When I finally began to positively embrace my blackness (which took a while; it wasn't until my mid-to-late 20s), I turned to African American women (Marian Anderson, the Williams sisters, and yes, Beyonce) to think about what my blackness meant.
But I've been learning lately that I don't have to do that anymore. Or rather that I can also find representations of Afro-European women that really do celebrate them (and me!). I don't have to ignore my European self anymore.
I've been thinking about that lately because of the film director, Cecile Emeke, who's been filming Black Britons strolling about the streets of London for a short series:
She wants to capture real people living their lives in Europe sharing their experiences.
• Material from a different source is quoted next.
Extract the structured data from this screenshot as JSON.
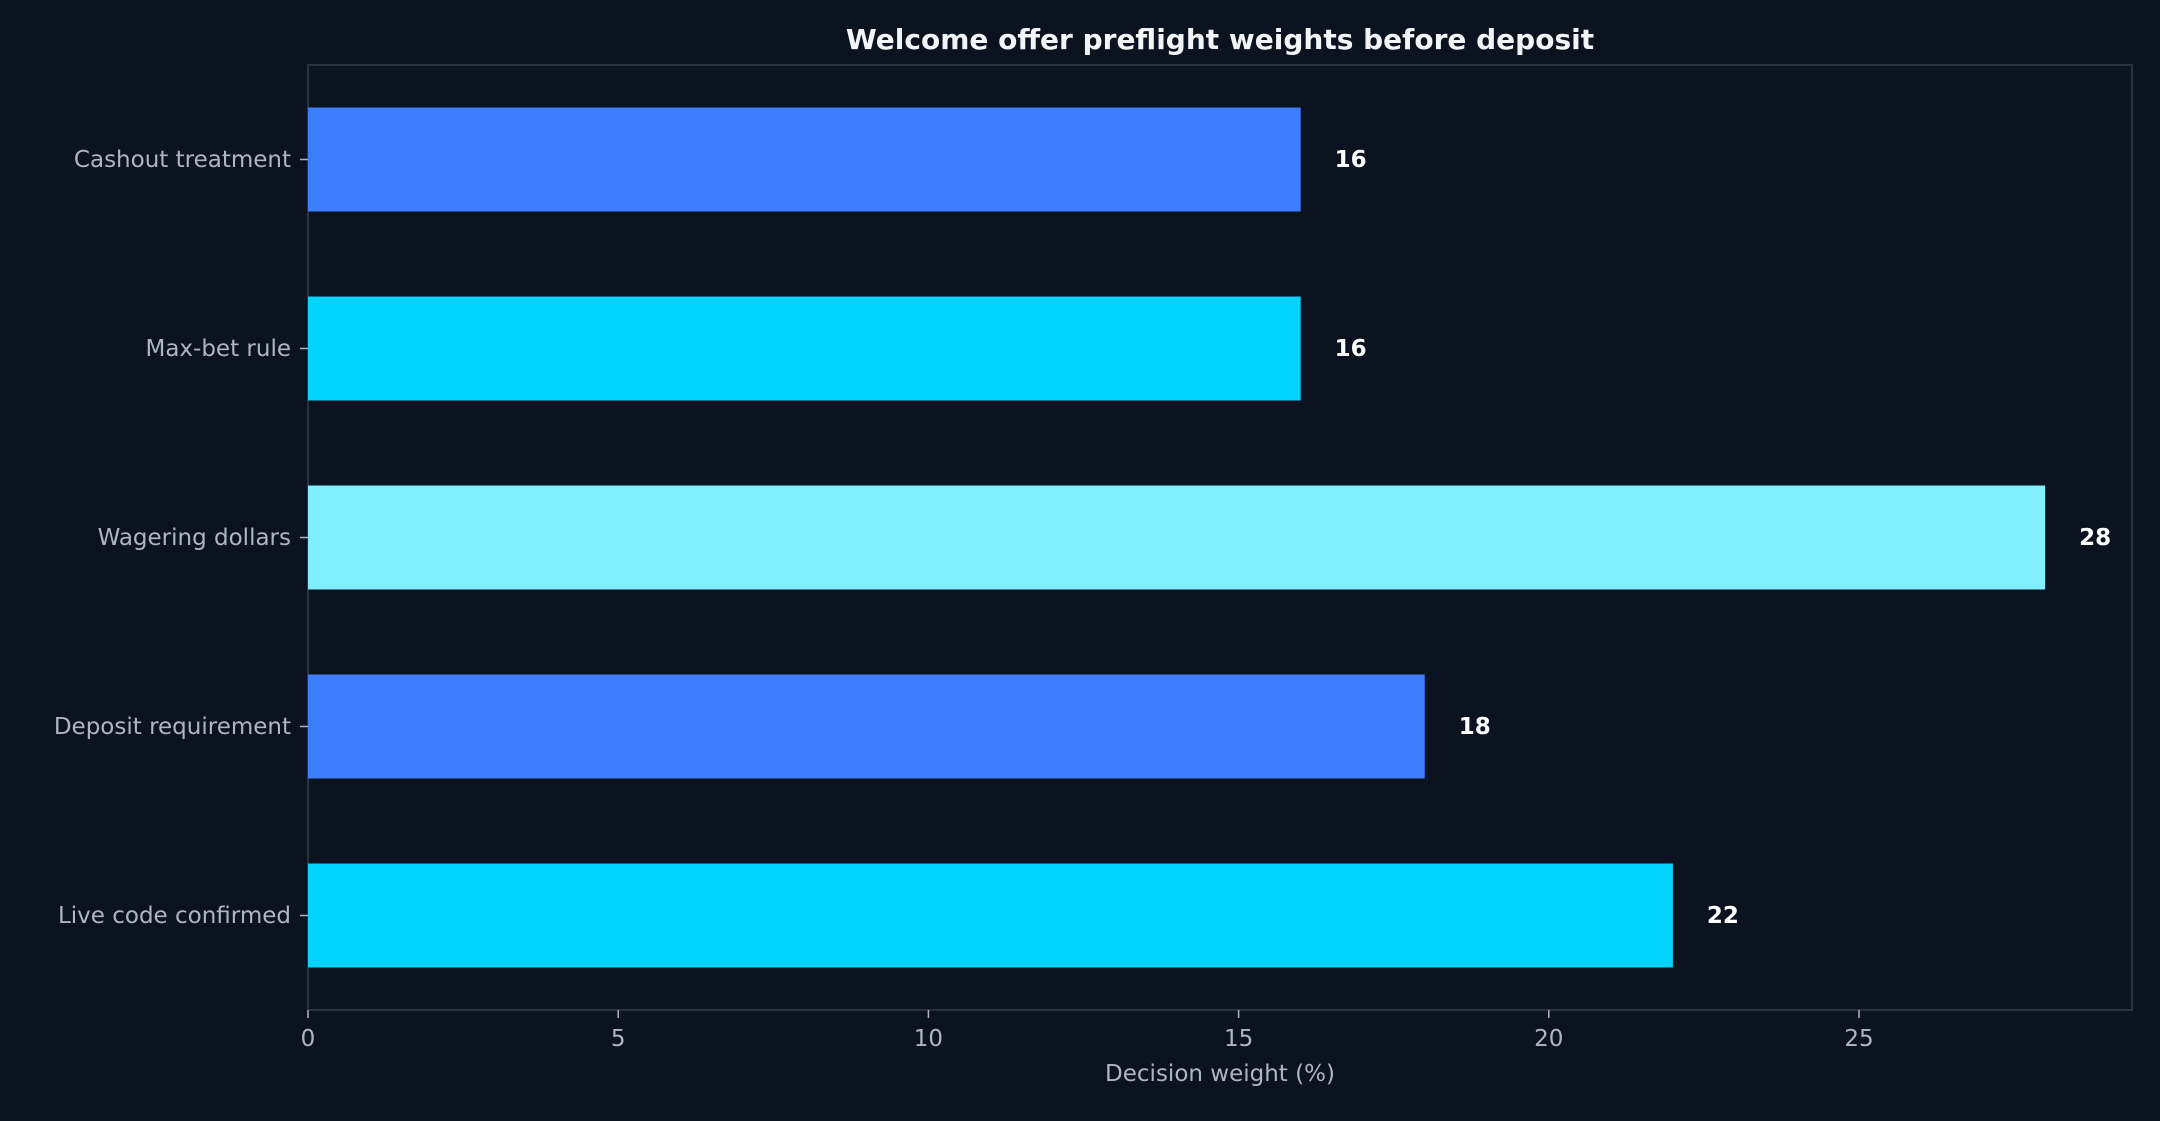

Some of these girls look like they could be my cousins (literally: my maternal side is Jamaican/British)!
In an article she wrote for Afropunk, Emeke explains, "Not only did I want to document these conversations, but also I was also tired of being invisible & powerless as a black, working class female living in Europe. When you are black in Britain, or in Sweden, or in any other “obscure” place in the African Diaspora (and by obscure I mean deliberately erased,) it feels like you don’t exist and therefore society encourages you latch on to whatever representation feels like the closest match. Not having your own cohesive identity is damaging. I wanted to be a part of ending that by increasing the visibility and volume of voices that are usually ignored and silenced in their respective societies. I also wanted to help “internationalise” these problems that many of us seem to have in common despite living on opposite sides of the word. "
I just love that quote. I don't have to latch on to whatever representation feels like the closest match. I can look for people who look like me who've experienced life like me - life as a black person, as a European, as an outsider/insider, who live that double consciousness that Paul Gilroy talked about every day.
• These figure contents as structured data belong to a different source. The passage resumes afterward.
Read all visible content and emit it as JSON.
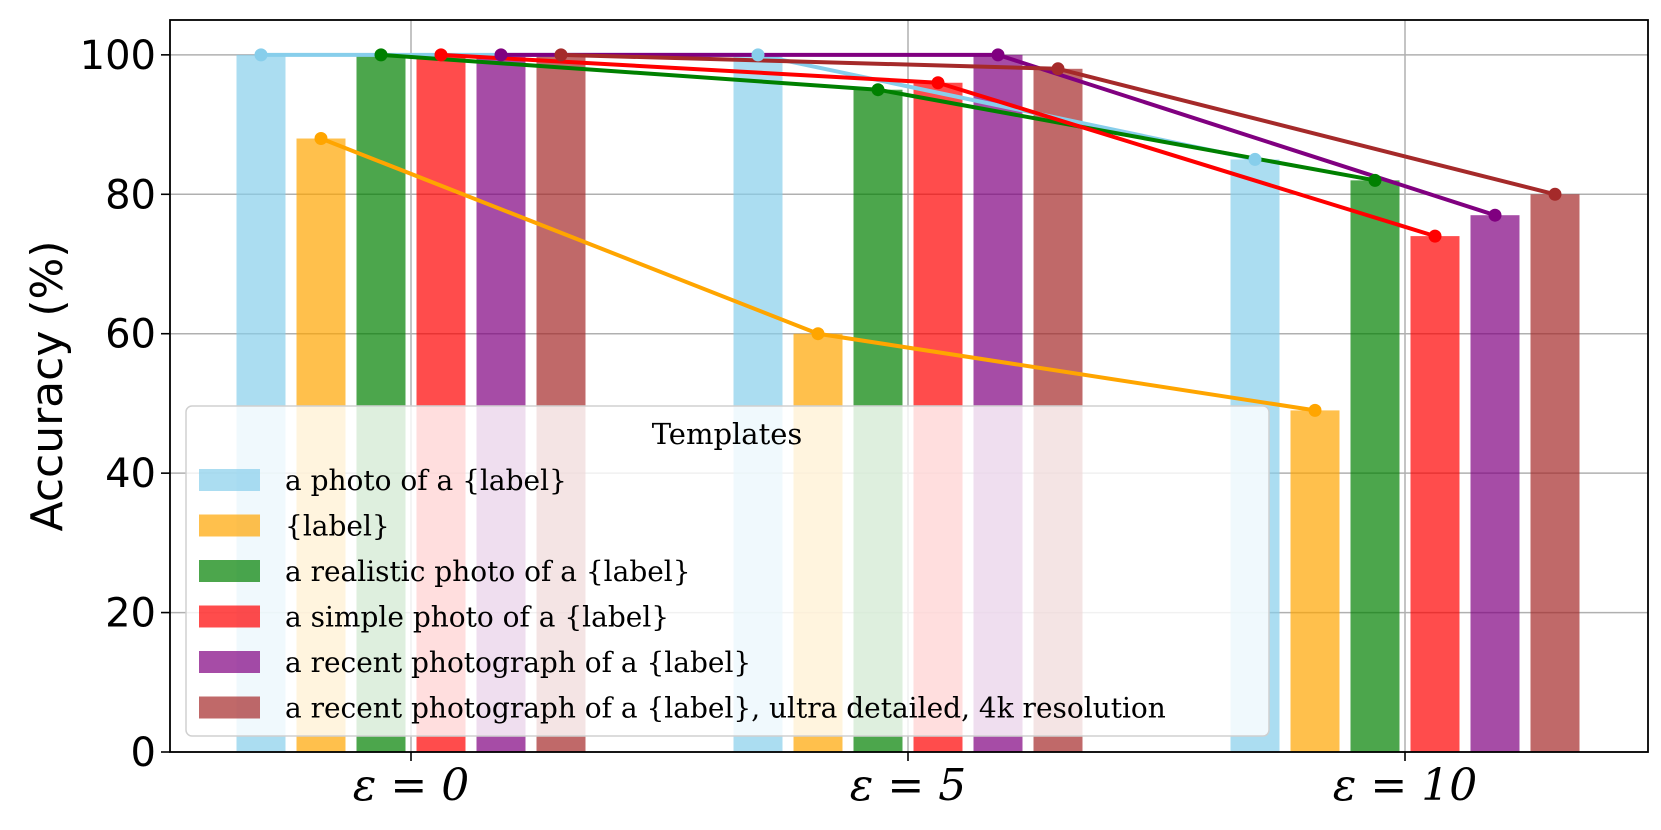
{
  "chart_data": {
    "type": "bar",
    "categories": [
      "ε = 0",
      "ε = 5",
      "ε = 10"
    ],
    "ylabel": "Accuracy (%)",
    "xlabel": "",
    "ylim": [
      0,
      105
    ],
    "yticks": [
      0,
      20,
      40,
      60,
      80,
      100
    ],
    "grid": true,
    "legend": {
      "title": "Templates",
      "placement": "center-left"
    },
    "overlay": "line with markers connecting each series across categories",
    "series": [
      {
        "name": "a photo of a {label}",
        "color": "#87CEEB",
        "values": [
          100,
          100,
          85
        ]
      },
      {
        "name": "{label}",
        "color": "#FFA500",
        "values": [
          88,
          60,
          49
        ]
      },
      {
        "name": "a realistic photo of a {label}",
        "color": "#008000",
        "values": [
          100,
          95,
          82
        ]
      },
      {
        "name": "a simple photo of a {label}",
        "color": "#FF0000",
        "values": [
          100,
          96,
          74
        ]
      },
      {
        "name": "a recent photograph of a {label}",
        "color": "#800080",
        "values": [
          100,
          100,
          77
        ]
      },
      {
        "name": "a recent photograph of a {label}, ultra detailed, 4k resolution",
        "color": "#A52A2A",
        "values": [
          100,
          98,
          80
        ]
      }
    ]
  }
}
Thanks to the marvelous age of the internet, it's also become easier to follow blogs and magazines and sites dedicated to celebrating being black and European. There's a brand new magazine in Austria called Black Austria, for example (I wish this had been around when I was a kid!):
There are also campaigns from organizations like Black Austria, too:
Organizations and websites like ISD (Initiativ Schwarze Menschen in Deutschland), Afropean, M-Media, DeutschPlus, and so on are also celebrating black bodies in European spaces.
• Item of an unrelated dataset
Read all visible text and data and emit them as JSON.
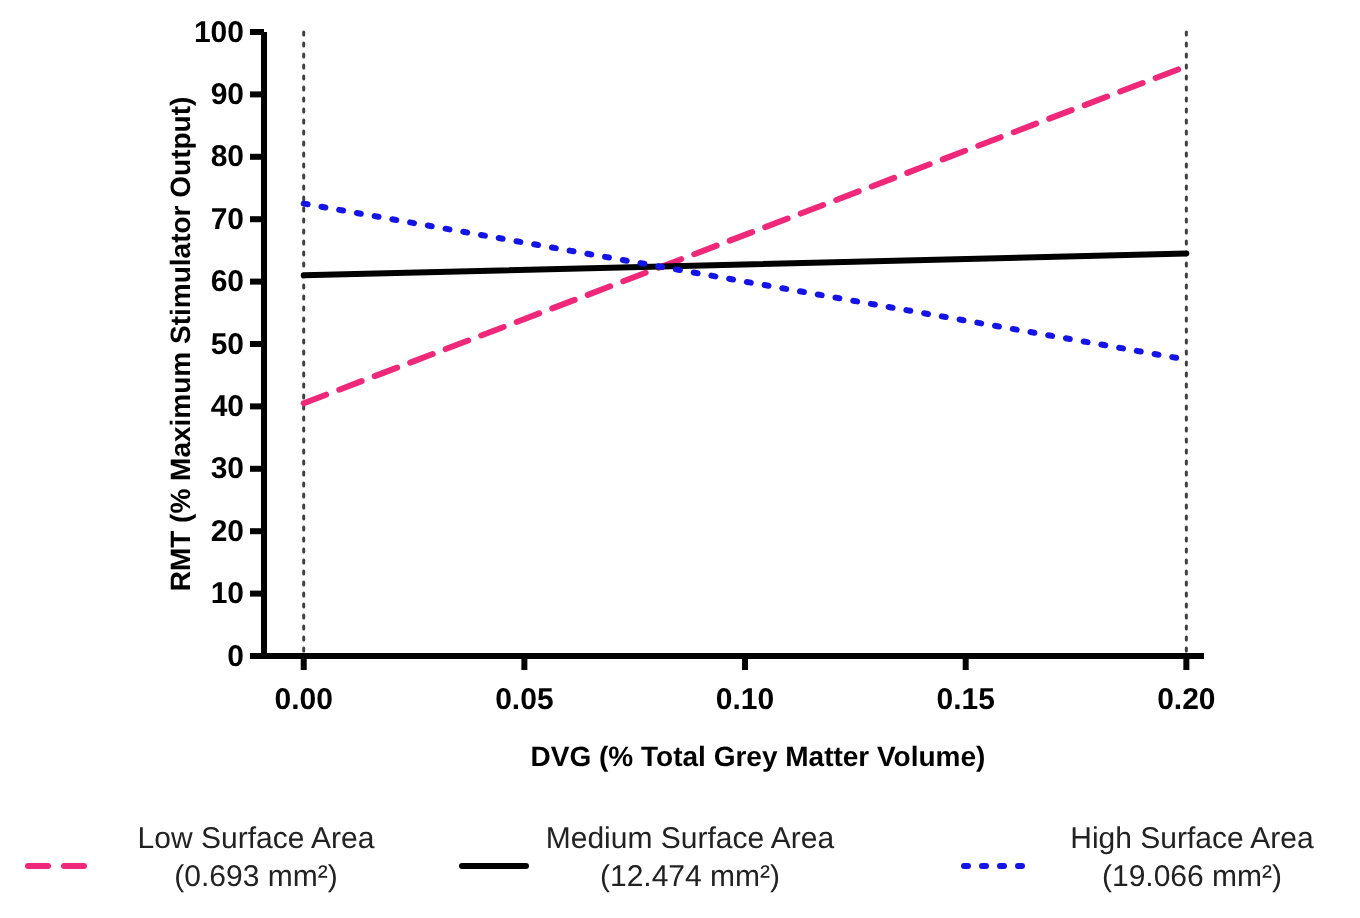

It's funny because I've known all of this for a long time. Again: I've dedicated the last 8 years of my life to researching Afro-Europeans! But for the longest time I resisted thinking that I was one of them, too. It was easier that way.
Now that I'm in my 30s, though, I really am learning to give less of a shit what people think. It's so freeing! And thanks to so many other black European activists encouraging and empowering others to celebrate their lives (in spite of the rejection they constantly face from society), I feel like it's time for me to just throw caution to the wind and start claiming this part of myself more fully and publicly, too. I can tell people, in other words, that I have Jamaican/British/Canadian/American/Austrian/German ties and connections. No, that is not too many. That is just enough.
I don't have to hide. I don't have to explain myself to anyone. I can just... be.